Did a quick search and didn't see anything regarding this, so I thought I would ask. I am playing around with several large yacht designs and was wondering what the average hull thickness, bulkhead thickness, interior wall thickness's were on a yacht in the 60 - 80m range. I am doing layouts and want the drawings to reflect actual sizes, not theoretical ones. Any help would be appreciated - Thanks
Classification Societies You may want to check with a classifiaction society as they provide guidance for design and construction - ABS, Lloyds, DNV, etc. You can download some materials from ABS for free - not sure about the others. Wikipedia has a huge list with links - http://en.wikipedia.org/wiki/Classification_society
It depends on a lot of things, not the least of which is what type of service will it see. It's not all about strength either, as material wasteage over time is also factored in.

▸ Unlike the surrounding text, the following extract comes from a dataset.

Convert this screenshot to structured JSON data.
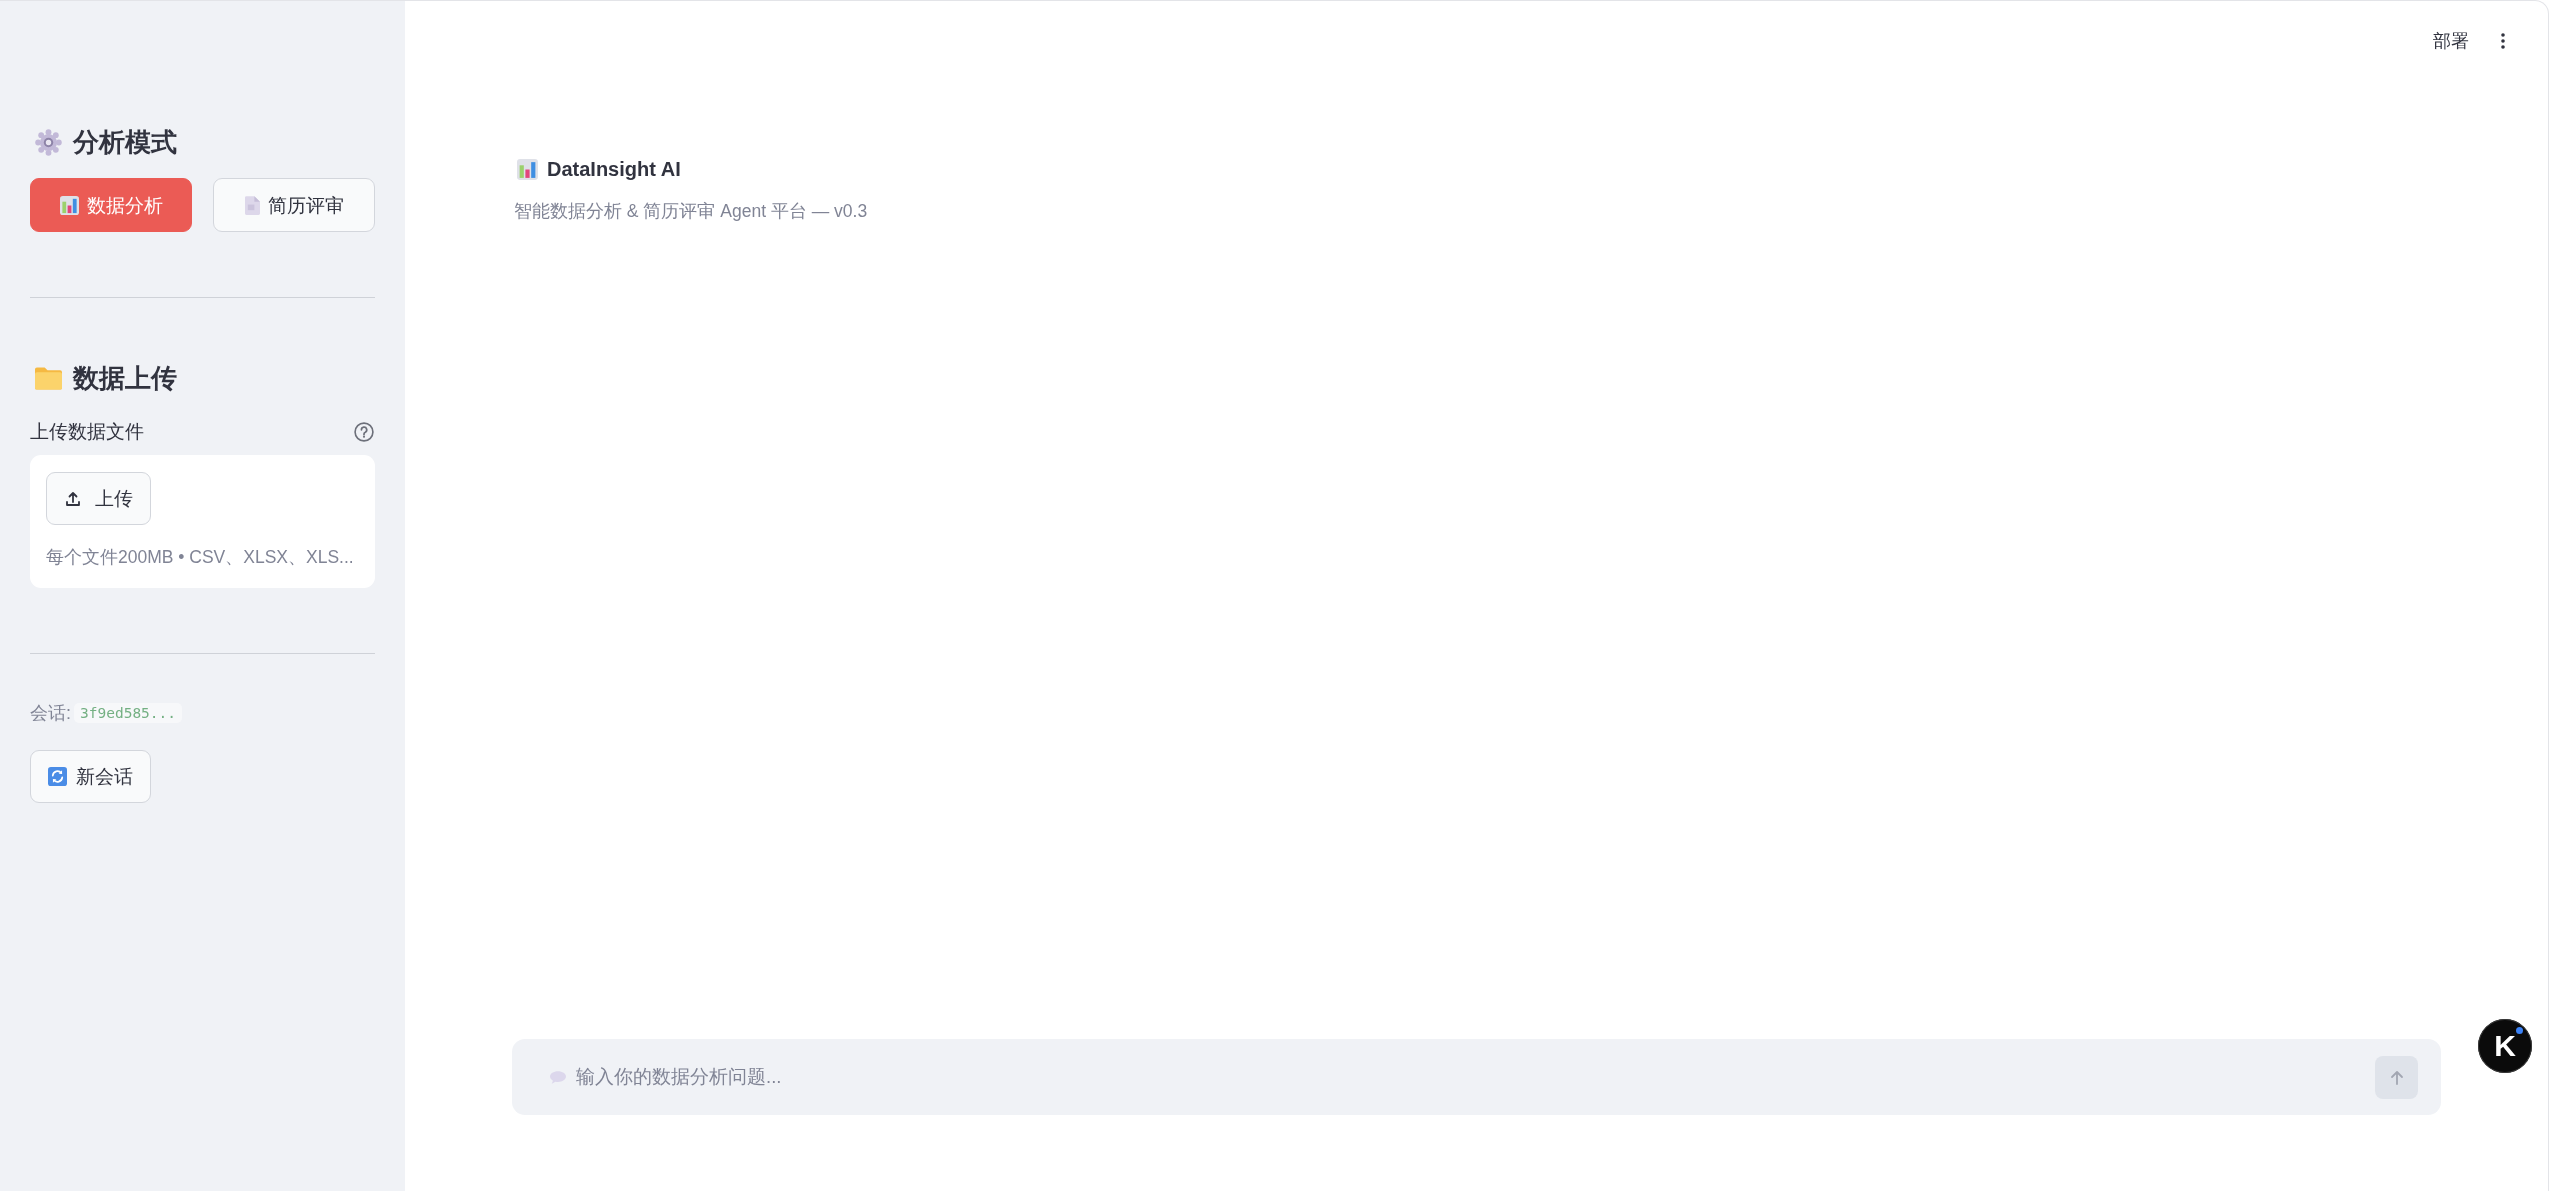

So another question is, "How long do you want it to last before you have to start replacing metal?" The thicker it is, the longer you have before the pitting becomes critical, and again, critical is factored by the intended purpose and what may have to be endured. There is also the question of which engineering style are you going after. Lots of ifs. That said, on say a 200' yacht with a steel hull, I would expect to see no less than 3/8" or 10mm on the bottom. In Aluminium for a displacement hull I would expect no less than 9/16" or 14mm. Those are limited duty figures. In a "go anywhere" vessel, I would expect triple those. High speed aluminium yachts will be different, and they'll go for a compromise in alloys (you can't "T" 508x aluminium alloys) to gain the required strengths from less mass and use engineered extrusions for the extra stiffening.

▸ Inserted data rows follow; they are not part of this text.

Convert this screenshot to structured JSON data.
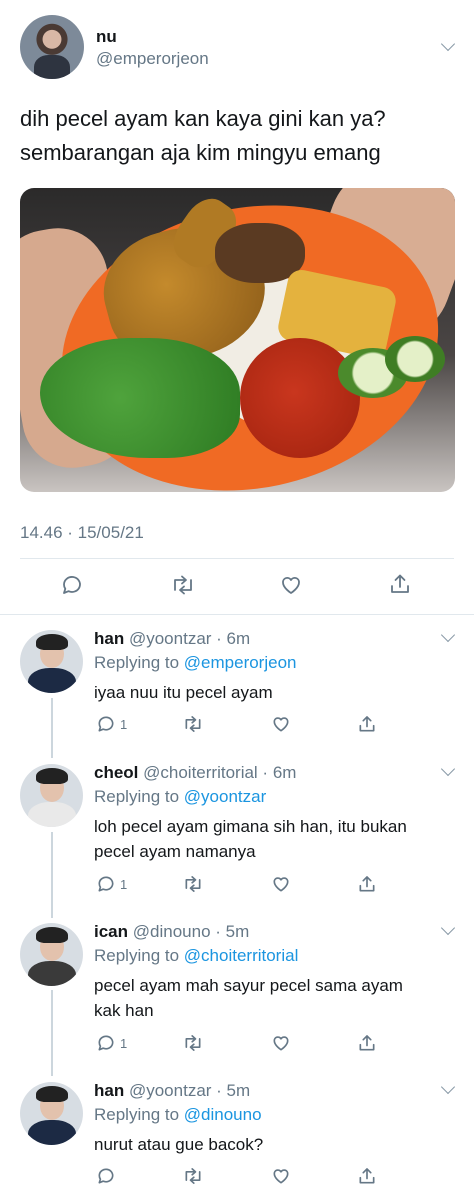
{
  "main_tweet": {
    "display_name": "nu",
    "handle": "@emperorjeon",
    "text_lines": [
      "dih pecel ayam kan kaya gini kan ya?",
      "sembarangan aja kim mingyu emang"
    ],
    "timestamp": "14.46 · 15/05/21",
    "actions": [
      {
        "icon": "reply-icon"
      },
      {
        "icon": "retweet-icon"
      },
      {
        "icon": "like-icon"
      },
      {
        "icon": "share-icon"
      }
    ]
  },
  "replies": [
    {
      "display_name": "han",
      "handle_time": "@yoontzar · 6m",
      "replying_prefix": "Replying to ",
      "replying_to": "@emperorjeon",
      "text_lines": [
        "iyaa nuu itu pecel ayam"
      ],
      "reply_count": "1"
    },
    {
      "display_name": "cheol",
      "handle_time": "@choiterritorial · 6m",
      "replying_prefix": "Replying to ",
      "replying_to": "@yoontzar",
      "text_lines": [
        "loh pecel ayam gimana sih han, itu bukan",
        "pecel ayam namanya"
      ],
      "reply_count": "1"
    },
    {
      "display_name": "ican",
      "handle_time": "@dinouno · 5m",
      "replying_prefix": "Replying to ",
      "replying_to": "@choiterritorial",
      "text_lines": [
        "pecel ayam mah sayur pecel sama ayam",
        "kak han"
      ],
      "reply_count": "1"
    },
    {
      "display_name": "han",
      "handle_time": "@yoontzar · 5m",
      "replying_prefix": "Replying to ",
      "replying_to": "@dinouno",
      "text_lines": [
        "nurut atau gue bacok?"
      ],
      "reply_count": ""
    }
  ],
  "colors": {
    "text": "#14171a",
    "secondary": "#657786",
    "mention": "#1b95e0",
    "divider": "#e1e8ed",
    "thread_line": "#ccd6dd"
  }
}
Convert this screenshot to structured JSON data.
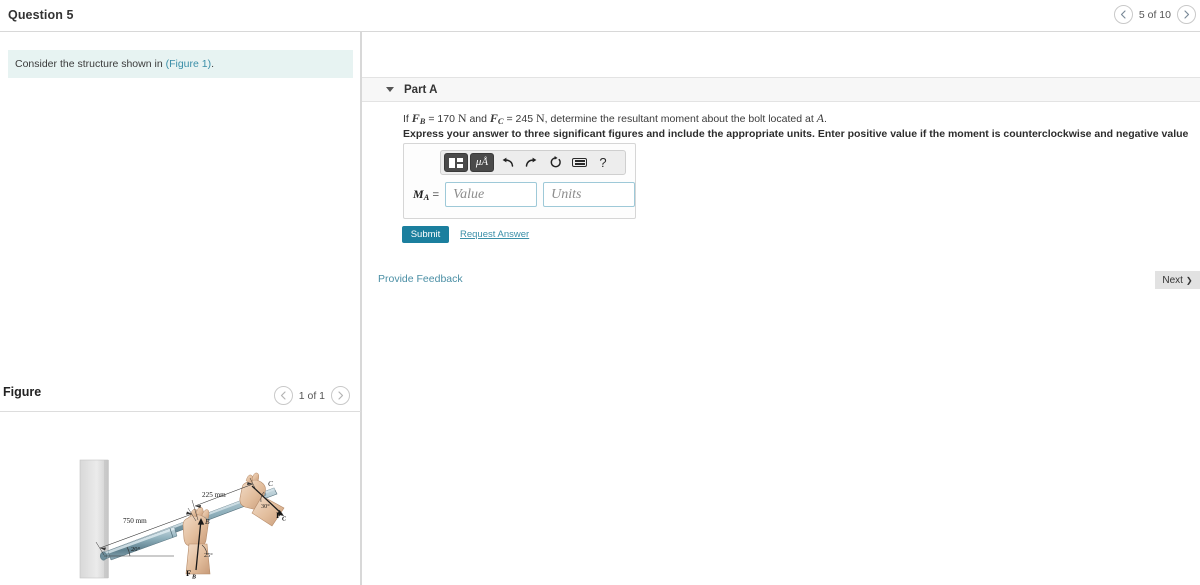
{
  "header": {
    "question_title": "Question 5",
    "pager": {
      "prev_icon": "chevron-left-icon",
      "label": "5 of 10",
      "next_icon": "chevron-right-icon"
    }
  },
  "left_panel": {
    "consider_prefix": "Consider the structure shown in ",
    "figure_link": "(Figure 1)",
    "consider_suffix": ".",
    "figure_heading": "Figure",
    "figure_pager": {
      "prev_icon": "chevron-left-icon",
      "label": "1 of 1",
      "next_icon": "chevron-right-icon"
    }
  },
  "part": {
    "caret_icon": "caret-down-icon",
    "label": "Part A",
    "question_segments": {
      "lead": "If ",
      "f_b": "F",
      "f_b_sub": "B",
      "eq1": " = 170 ",
      "unit1": "N",
      "mid": " and ",
      "f_c": "F",
      "f_c_sub": "C",
      "eq2": " = 245 ",
      "unit2": "N",
      "tail": ", determine the resultant moment about the bolt located at ",
      "point": "A",
      "period": "."
    },
    "instructions": "Express your answer to three significant figures and include the appropriate units. Enter positive value if the moment is counterclockwise and negative value if the moment is clockwise."
  },
  "toolbar": {
    "template_icon": "math-template-icon",
    "units_icon": "micro-angstrom-units-icon",
    "units_text": "μÅ",
    "undo_icon": "undo-arrow-icon",
    "undo_glyph": "↶",
    "redo_icon": "redo-arrow-icon",
    "redo_glyph": "↷",
    "reset_icon": "reset-circle-icon",
    "reset_glyph": "↺",
    "keyboard_icon": "keyboard-icon",
    "help_icon": "help-question-icon",
    "help_glyph": "?"
  },
  "answer": {
    "label_symbol": "M",
    "label_sub": "A",
    "label_equals": "=",
    "value_placeholder": "Value",
    "value_current": "",
    "units_placeholder": "Units",
    "units_current": ""
  },
  "actions": {
    "submit_label": "Submit",
    "request_answer_label": "Request Answer",
    "provide_feedback_label": "Provide Feedback",
    "next_label": "Next",
    "next_icon": "chevron-right-icon",
    "next_glyph": "❯"
  },
  "figure": {
    "alt_name": "bar-anchored-in-wall-with-two-hands-diagram",
    "labels": {
      "dim_long": "750 mm",
      "dim_short": "225 mm",
      "angle_wall": "20°",
      "angle_b": "25°",
      "angle_c": "30°",
      "point_b": "B",
      "point_c": "C",
      "force_b": "F",
      "force_b_sub": "B",
      "force_c": "F",
      "force_c_sub": "C"
    }
  },
  "colors": {
    "accent_teal": "#1b7f9e",
    "link_blue": "#3b8fa8",
    "hint_bg": "#e7f3f2",
    "panel_bg": "#f7f7f7",
    "border": "#d8d8d8",
    "field_border": "#9ec9d8",
    "next_bg": "#e2e2e2",
    "bar_metal": "#8fb0bc",
    "skin": "#e6c2a6"
  }
}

Henning, thank you for the reply, that definitely helps, what about overall thickness's?? 18" outer hull??? 12" bulkheads??? interior non load walls??? This will be a displacement yacht, go anywhere, maybe 12 - 16 knots cruise.

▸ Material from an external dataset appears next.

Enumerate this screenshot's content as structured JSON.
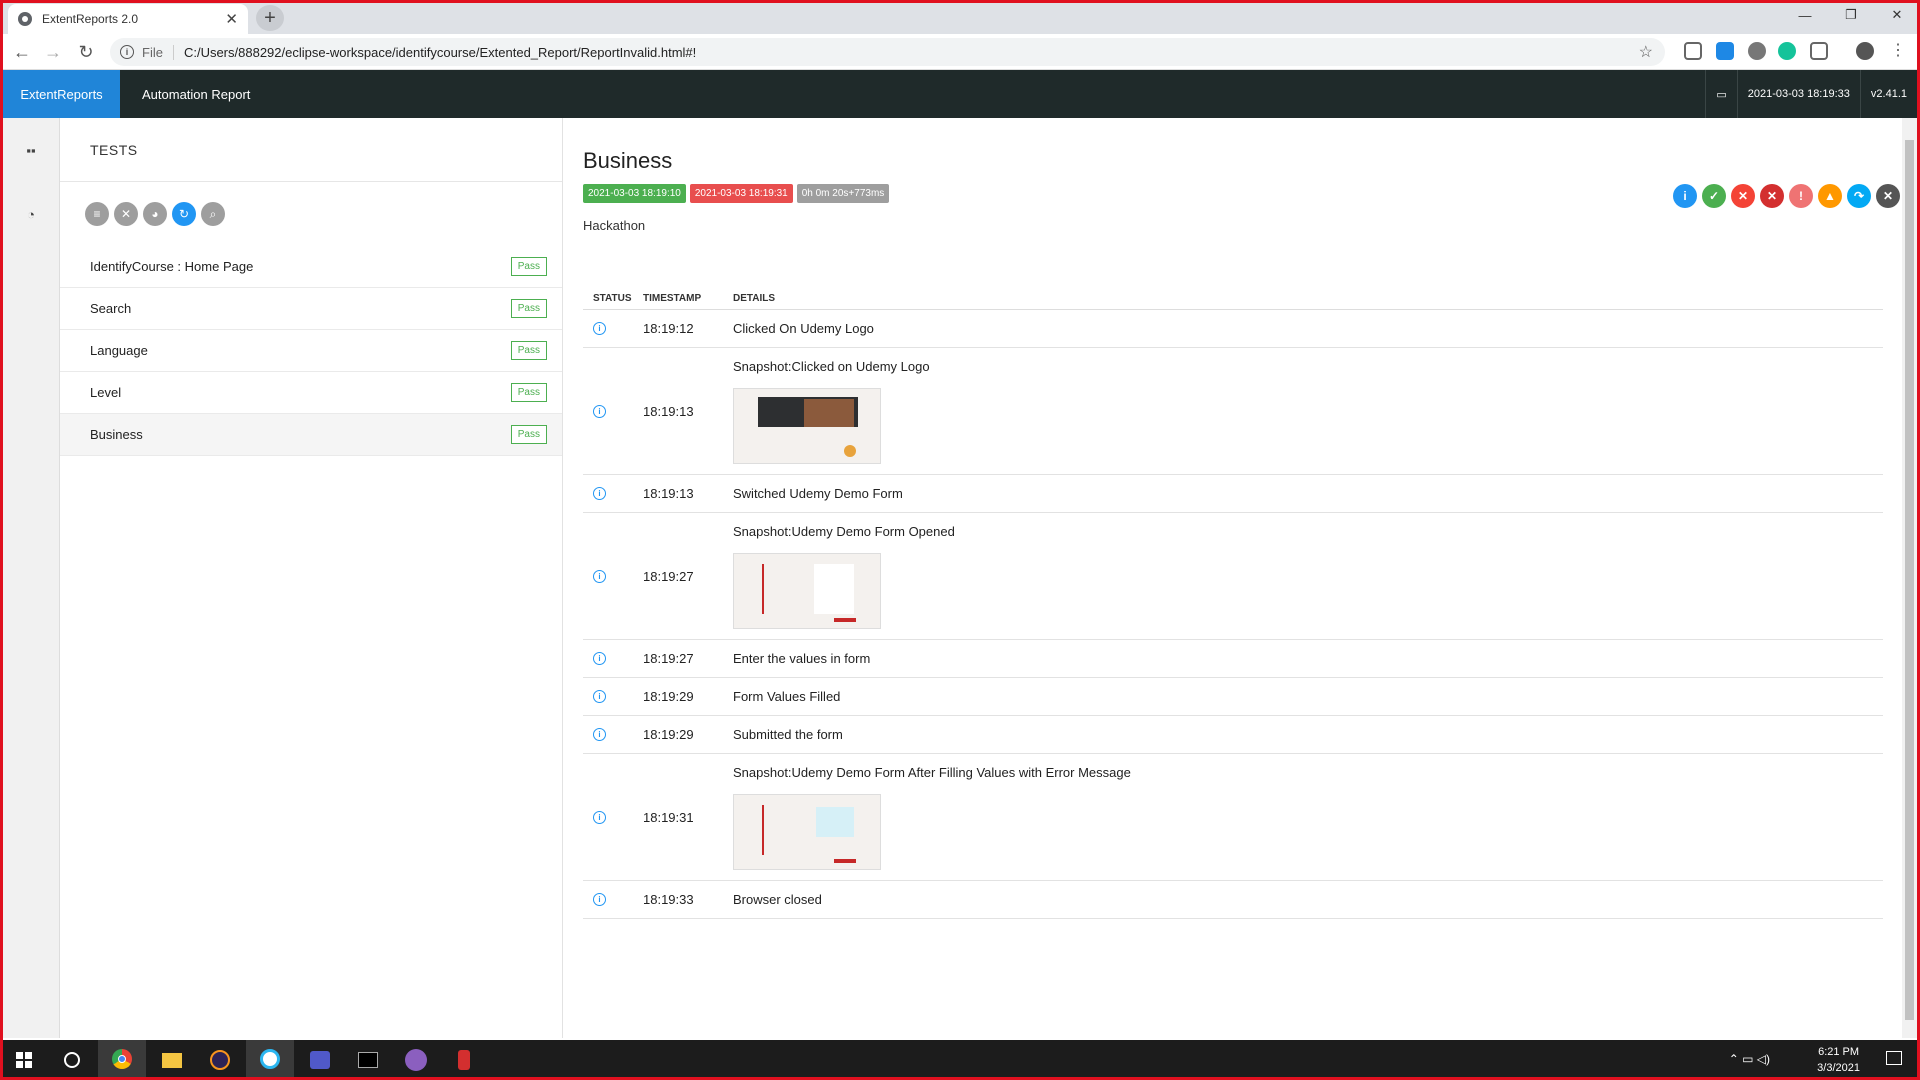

In the hull, why would you ever design a non-load wall? Even if it's minimal it should provide something. If you're talking closet partitions and such, whatever you feel they should be, though I recommend every division be a fire barrier. Somebody gave you the correct answer already, look in the classification society's standards and guidance for the one you are going to build to. From my experiences with this vessel, I have lost all respect for a Lloyds certificate. In my careers experience ABS is pretty much the strictest with DNV being a fair mid ground. Their standards are rigorous, but they'll work with you. I've only worked with BV once and that was a very simple straightforward deal. Whatever society it is you deal with, you'll need access to the full set of codes. As for the straight forward engineering stuff, all the societies are pretty much on the same page, you can use any of them for basic planning , costing and design purposes before you send it off to the engineers. If/when you get serious, Autoship and like programs have costing and other features as well as design software. For boats this big you have the power to place mill orders and get whatever different materials you want at a "per ton" price, you can even order special alloys designed specifically for your needs for a nominal surcharge. Cost out the entire material of the project and infrastructure cost, everything up to the owner taking delivery, and multiply by 4. That's going to give you a fair ballpark of what it's going to cost all up to deliver the boat. Multiply that by 2 and it gives you the retail asking price. Me, for 200' I'd be 5/8 bottom plates to the inner chine, 1/2" to the outer chine and up to 12" above the waterline, 3/8 for the next width of plate and 5/16 from there up. For the house I wouldn't use metal at all, lightweight cored composite, or cold mold wood.
thanks henning, i have been reading the pdf's in the above link. Some heavy duty mathmatics to absorb!!!!